The play The Runner is a monologue by Jacob as he skips through time and life events trying to sort out questions of responsibility, guilt and morality. Though Jacob has responded to many disasters, and helped with the excavation of a mass grave in the Ukraine, his prioritizing of the Arab girl earns him a demotion and his life begins to, literally, explode. The monologue is presented while Jacob runs, walks and occasionally stands or falls on a treadmill that protrudes out of the darkness to the edge of the audience. It is a short concise metaphor for Jacob's attempts to run to and from his various identities, and the aforementioned guilt. It is also unfortunately a metaphor, as are the blazing lights that punctuate the monologue, for a final reveal that, while most will see coming, is a cheat and robs The Runner of the relentless power it has built up.
Though PTSD is never mentioned, Jacob is obviously in dire need of psychological help after all he has seen and experienced. And that is not taking into account his family, a stereotypical Jewish mother of the nagging variety who he lives with, and a successful but unscrupulous brother. Gord Rand who is tasked with conveying the words, and the physical feat of doing so while in constant motion, is suitably heroic and fragile. He understates the horrors making them all the more vivid and reflects a wild-eyed confusion about what is happening to him. It is a naturalistic and flawless performance taking place in a mysterious netherworld.
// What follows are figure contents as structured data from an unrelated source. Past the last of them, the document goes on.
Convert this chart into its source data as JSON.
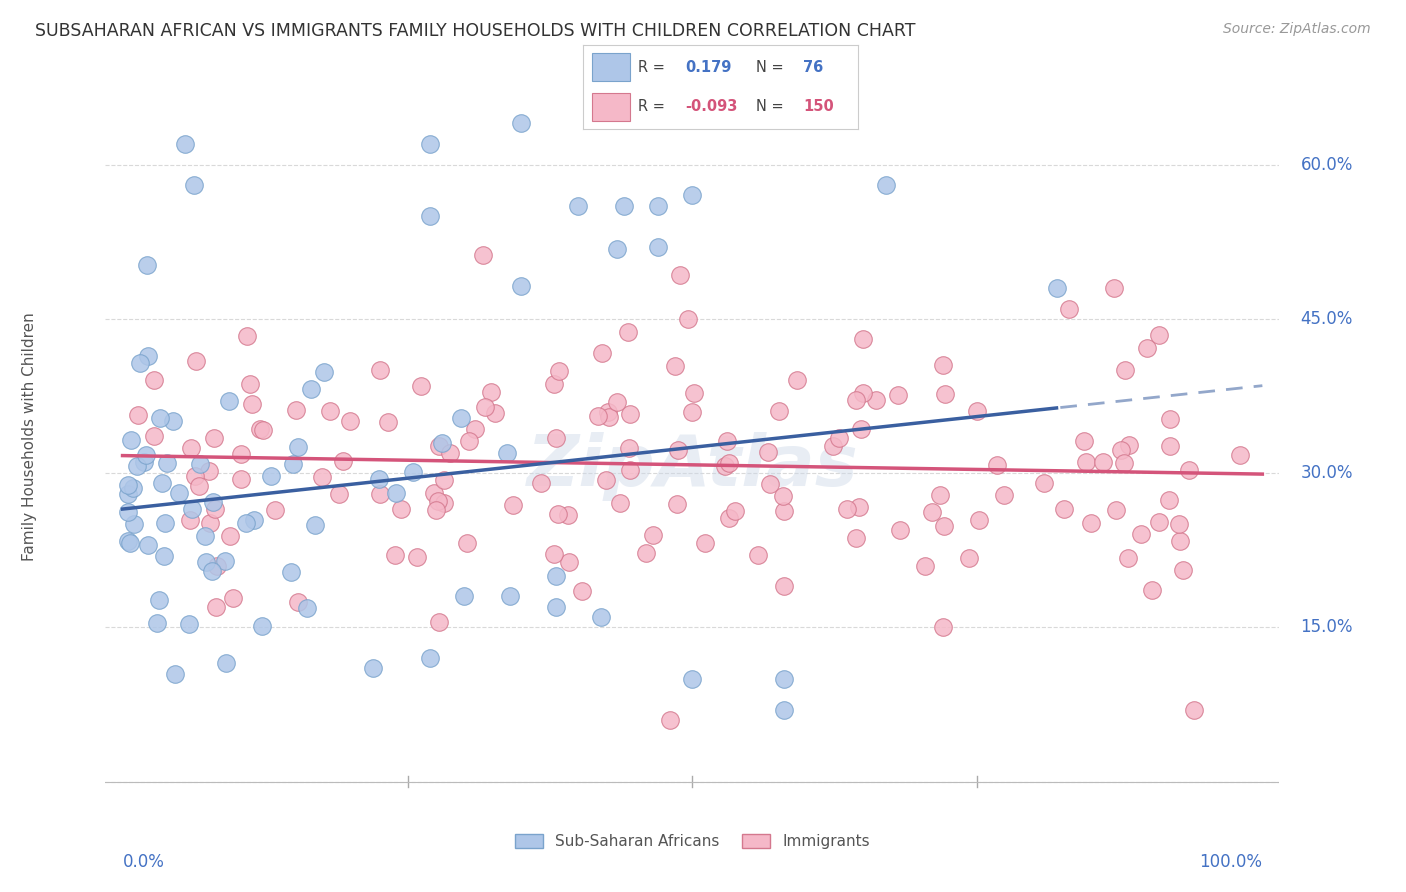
{
  "title": "SUBSAHARAN AFRICAN VS IMMIGRANTS FAMILY HOUSEHOLDS WITH CHILDREN CORRELATION CHART",
  "source": "Source: ZipAtlas.com",
  "ylabel": "Family Households with Children",
  "blue_R": 0.179,
  "blue_N": 76,
  "pink_R": -0.093,
  "pink_N": 150,
  "blue_color": "#aec6e8",
  "blue_edge_color": "#7aa3cc",
  "blue_line_color": "#3a5fa0",
  "pink_color": "#f5b8c8",
  "pink_edge_color": "#d4788e",
  "pink_line_color": "#d4547a",
  "legend_label_blue": "Sub-Saharan Africans",
  "legend_label_pink": "Immigrants",
  "background_color": "#ffffff",
  "grid_color": "#d0d0d0",
  "title_color": "#333333",
  "axis_label_color": "#4472c4",
  "watermark_color": "#ccd8e8",
  "source_color": "#999999"
}
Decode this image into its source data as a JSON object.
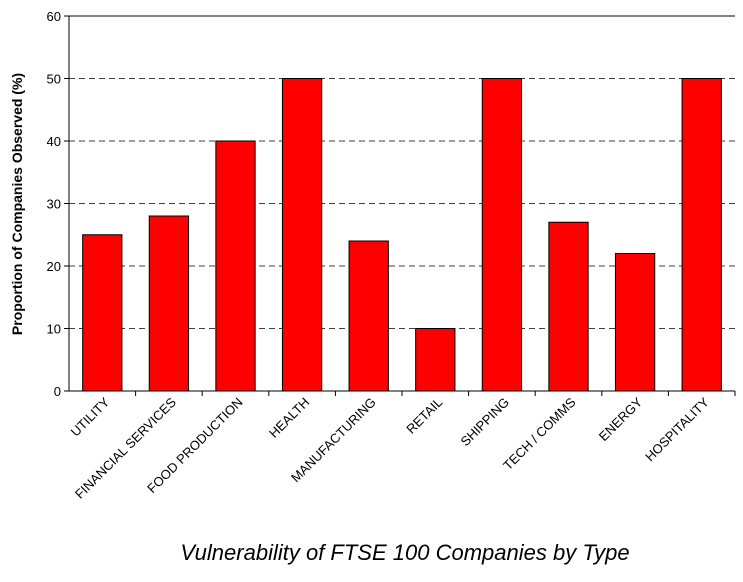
{
  "chart_data": {
    "type": "bar",
    "title": "Vulnerability of FTSE 100 Companies by Type",
    "y_label": "Proportion of Companies Observed (%)",
    "categories": [
      "UTILITY",
      "FINANCIAL SERVICES",
      "FOOD PRODUCTION",
      "HEALTH",
      "MANUFACTURING",
      "RETAIL",
      "SHIPPING",
      "TECH / COMMS",
      "ENERGY",
      "HOSPITALITY"
    ],
    "values": [
      25,
      28,
      40,
      50,
      24,
      10,
      50,
      27,
      22,
      50
    ],
    "color": "#ff0000",
    "ylim": [
      0,
      60
    ],
    "yticks": [
      0,
      10,
      20,
      30,
      40,
      50,
      60
    ],
    "grid": true
  }
}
There is one other complication. Jacob is a closeted gay man. The jibes about his "Arab girlfriend" pierce him, his man crush on his ZAKA team leader Yossi is torturous, his father's deathbed blessing of Jacob's lifestyle haunts him as much as his mother's determination to see him married and producing grandchildren torments him. Returning to Israel from the physically and psychologically brutal job of excavating the mass grave, Jacob impulsively abandons returning home to Jerusalem and grabs a cab to a bathhouse in Tel Aviv. Cue more guilt.
The scene where Jacob explores the bathhouse is powerful, both in performance and staging, but it is disconnected. It is meant to be a shocking reveal but it is also one that feels extraneous rather than another layer of character. And that is the overarching problem with The Runner. Christopher Morris's script delivers intense intriguing scenes that are visually enhanced by Daniel Brooks' evocative visualizations, but it is all tied together by the deus ex machina of a Twilight Zone twist. The treadmill and events are relentless but they are sound and fury that goes nowhere.
Individual moments will break your heart - the tale of the mass graves, the restaurant - and the description of life with mother is pitch black comic levity dryly delivered. The bathhouse scene is erotic and visually stunning, the sadness and horror that etches Rand's face as Jacob tries to communicate his reaction to a gun accident comes close to inducing PTSD in the audience. Each scene builds in ferocity as the treadmill revs up and when the climactic explosions happen, the entire audience jumps out of their seats.
If only The Runner had the cohesion to make the final moments as explosive and charged. But then The Runner is not just about Jacob even though he is our guide into this terrifying world we are part of. All of Israel's history is touched on, questions of the limits of compassion, of politics as morality, how faith suffocates more than it uplifts, surface and refuse to go away. The Runner is tackling a lot of difficult and frightening issues and they are quite possibly ones that can't be resolved, but just presented in all their contradictions and human frailty. Exactly how a ZAKA volunteer must feel.